When we walked into this castle, all 5 of us finally said that this is the castle that actually meets our expectation of what a castle should be!! It has high towers and low cellars and communication wells and just really has the feel of a castle based on what we have learned about them.
The original owner of the castle was Godfrey de Bouillon. The story has it that a stranger came to the castle one evening during dinner and berated the family about how it could just sit there dining while such terrible things were happening to Christians. After that, Godfrey decided to sell the castle and use the proceeds to go help launch the 1st Crusade! He was a major leader of that event and eventually became the leader of Jerusalem (he was offered the title of King, but he refused it). He ended up dying in Jerusalem and never made it back to Bouillon to take back his castle. Over time it has been owned by the French and the Dutch and many different individuals and they all made various changes and improvements to it as they needed them.
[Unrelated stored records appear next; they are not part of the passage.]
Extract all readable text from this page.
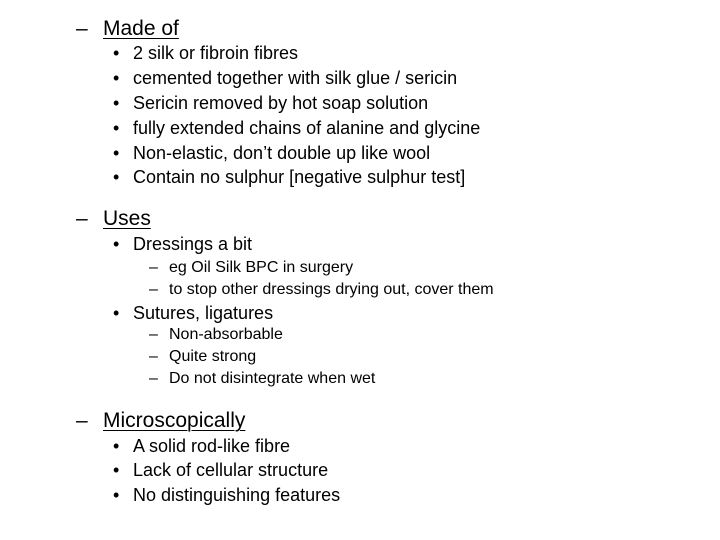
– Made of
• 2 silk or fibroin fibres
• cemented together with silk glue / sericin
• Sericin removed by hot soap solution
• fully extended chains of alanine and glycine
• Non-elastic, don’t double up like wool
• Contain no sulphur [negative sulphur test]
– Uses
• Dressings a bit
– eg Oil Silk BPC in surgery
– to stop other dressings drying out, cover them
• Sutures, ligatures
– Non-absorbable
– Quite strong
– Do not disintegrate when wet
– Microscopically
• A solid rod-like fibre
• Lack of cellular structure
• No distinguishing features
Our favorite part of the whole trip happened here at the castle - The Birds of Prey Ballet! They really do call it a ballet and after seeing it we decided it is a very accurate term for what this man had the birds trained to do! His commentary was mostly in French with a little bit of Dutch (another chance for us to practice our French!) and we were only able to understand some of what he was talking about, but watching the birds was amazing. We happened to sit in the flight path - it was directly over Amanda's head. He would send the birds out and they would come just over our heads to get to where they were supposed to go - we could feel the movement of the air from their wings (and a couple of times thought we might have actually felt wings...) and we could hear the whoosh as they pumped their wings. It was the best show like this we have ever seen!
On our way home I tried to take some pictures of the trees to show the color, but it didn't work out very well. I did get a nice shot of the windmills we saw - not your typical Dutch variety!!
We had a great time on our trip - hope you enjoyed going along with us!